Distance Field-based Shadowing
Until now we were talking about self-shadowing, but external occlusion is important to achieve believable volume rendering. To calculate the influence of other objects on the cloud’s lighting calculation—that is, the projection of shadows onto it—we turn to the DistanceFields that Unreal already provides. To calculate it, we employ a method similar to the lighting calculation, but in this case, instead of using a normal line, we employ a cone that widens as we move away from the original evaluation point, so that the distance of the object relative to the evaluation point increases the shadow diffusion (soft shadows).
It is worth noting that in order to evaluate the distance to the nearest point, we need to work with coordinates in WorldSpace. It is for this reason that we perform the conversion at the beginning of the function.
It can be observed how only the light entering through the window illuminates the cloud.
Main code for the lighting accumulation calculation.
Attempting to reduce banding
As with any approach to raymarching, by lowering the number of steps we take on each ray to calculate the visual representation of density, banding begins to appear due to the discrete nature of the process when trying to evaluate a continuous entity such as a volume.
To mitigate this effect, I use a spatial and temporal dithering technique that introduces a small displacement per pixel and per frame in the sampling position along the ray.
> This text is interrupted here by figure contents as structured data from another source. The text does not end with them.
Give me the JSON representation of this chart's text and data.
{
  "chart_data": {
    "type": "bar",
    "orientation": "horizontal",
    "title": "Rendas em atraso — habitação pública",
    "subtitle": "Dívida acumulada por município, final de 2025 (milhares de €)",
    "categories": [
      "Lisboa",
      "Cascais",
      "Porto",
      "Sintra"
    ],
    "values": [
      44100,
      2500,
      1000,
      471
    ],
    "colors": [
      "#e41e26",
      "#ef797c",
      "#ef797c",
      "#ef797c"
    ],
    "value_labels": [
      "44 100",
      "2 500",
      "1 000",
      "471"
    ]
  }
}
This jitter breaks the spatial coherence of quantization errors, turning banding into high-frequency noise that the eye perceives as a smoother transition. This residual noise is further attenuated using temporal anti-aliasing or temporal super-resolution techniques, common in modern video game rendering pipelines.
Code where a dithering value is obtained.
Non-uniform light absorption.
In the lighting calculation code in RayStep, where the light energy accumulated in lightEnergy is calculated, the variable rmParams.ShadowDensity is a 3-dimensional vector. By default, this vector has the same value in its three components, but the shader allows for different values to be applied, which affects how the object absorbs different light waves, an effect that can be observed in the following image. This provides much more control for the art team to configure how light is transmitted through the volume.
Left: absorption vector (0, 0.7, 1). Right: absorption vector (1, 0.1, 0).